A seismic shift is currently underway in the Toronto real estate market which may have finally pricked Canada’s biggest bubble. In October, home prices plunged at the fastest pace in more than two decades, according to new data published by Statistics Canada.
Statistics Canada’s Price Index for new Toronto homes declined 1.4% in October from a year earlier, the most since September 1996. Across all provinces and territories, home prices increased 0.1%, the slowest pace since 2010, which signals the country’s real estate market has stalled and could reverse into 2020.
The pace of new home construction crashed by a massive 40.3% in the Greater Toronto Area between October 2017 and October 2018.
Bloomberg describes the turning point in the real estate market as a result of government measures, introduced in 2017 to help cool the city’s red-hot housing market, such as tighter mortgage lending laws.
“The Bank of Canada also raised its trend-setting interest rate five times between July 2017 and October of this year,” notes Bloomberg.
“New home prices were advancing at an annual pace of almost 4% late last year before the mortgage rules took effect.”
Further, the current economic backdrop suggests storm clouds are gathering across the country. Last week, the Canadian 2 and five year bond yields inverted, for the first time since 2007.

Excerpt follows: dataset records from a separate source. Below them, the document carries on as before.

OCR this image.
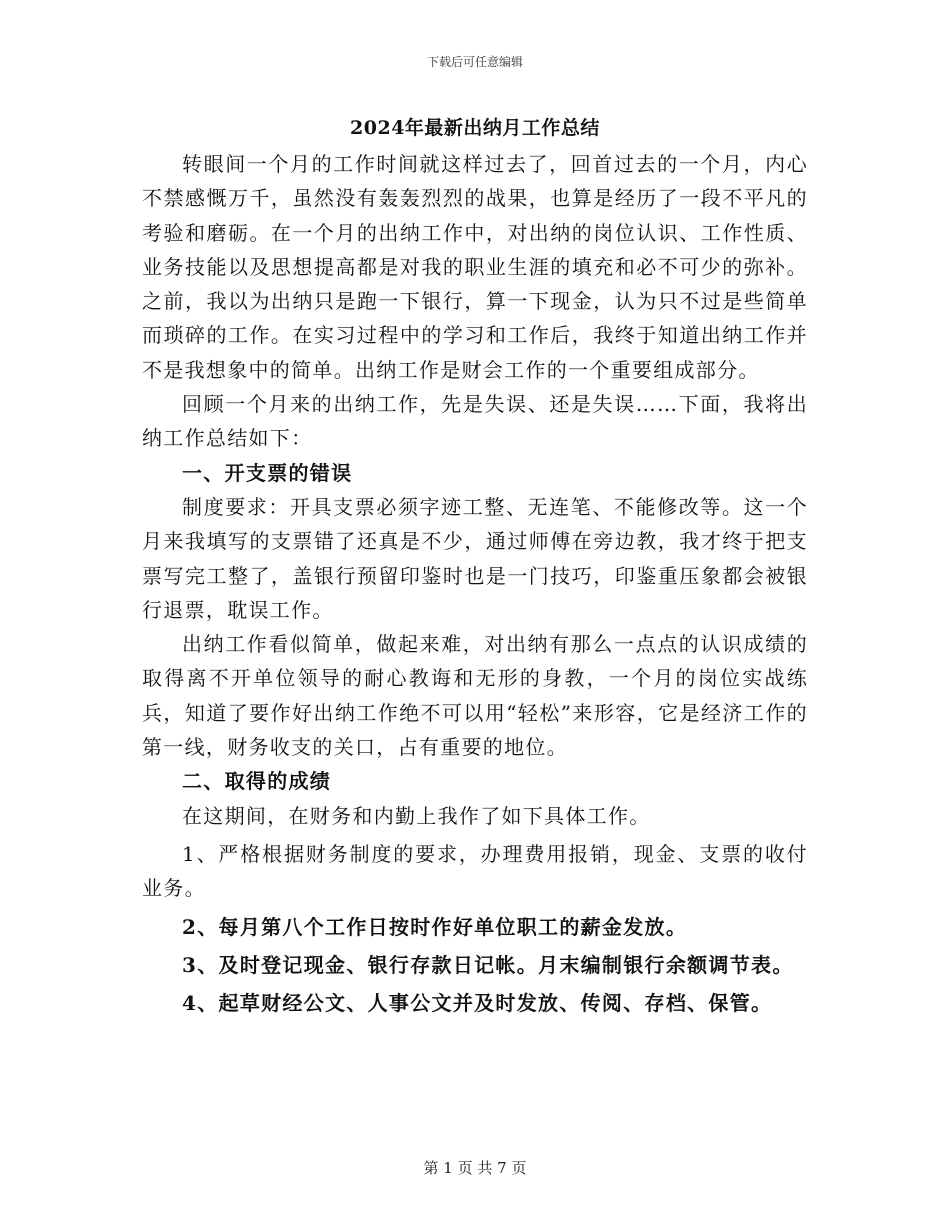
下载后可任意编辑
2024年最新出纳月工作总结

转眼间一个月的工作时间就这样过去了，回首过去的一个月，内心不禁感慨万千，虽然没有轰轰烈烈的战果，也算是经历了一段不平凡的考验和磨砺。在一个月的出纳工作中，对出纳的岗位认识、工作性质、业务技能以及思想提高都是对我的职业生涯的填充和必不可少的弥补。之前，我以为出纳只是跑一下银行，算一下现金，认为只不过是些简单而琐碎的工作。在实习过程中的学习和工作后，我终于知道出纳工作并不是我想象中的简单。出纳工作是财会工作的一个重要组成部分。

回顾一个月来的出纳工作，先是失误、还是失误……下面，我将出纳工作总结如下：

一、开支票的错误

制度要求：开具支票必须字迹工整、无连笔、不能修改等。这一个月来我填写的支票错了还真是不少，通过师傅在旁边教，我才终于把支票写完工整了，盖银行预留印鉴时也是一门技巧，印鉴重压象都会被银行退票，耽误工作。

出纳工作看似简单，做起来难，对出纳有那么一点点的认识成绩的取得离不开单位领导的耐心教诲和无形的身教，一个月的岗位实战练兵，知道了要作好出纳工作绝不可以用“轻松”来形容，它是经济工作的第一线，财务收支的关口，占有重要的地位。

二、取得的成绩

在这期间，在财务和内勤上我作了如下具体工作。

1、严格根据财务制度的要求，办理费用报销，现金、支票的收付业务。

2、每月第八个工作日按时作好单位职工的薪金发放。

3、及时登记现金、银行存款日记帐。月末编制银行余额调节表。

4、起草财经公文、人事公文并及时发放、传阅、存档、保管。

第 1 页 共 7 页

“This is often taken as a signal that investors are more optimistic about short-term prospects versus the long term, suggesting a lack of confidence in continued economic growth. This can also impact bank profitability, as banks pay short-term rates on deposits and take in long-term rates on loans. A flat or inverted yield curve, therefore, could lead to negative net interest margins,” said Steve Saretsky of VancityCondoGuide.
As Saretsky shows, this can cause bank lending to further tighten, leaving borrowers high and dry when market liquidity is most needed.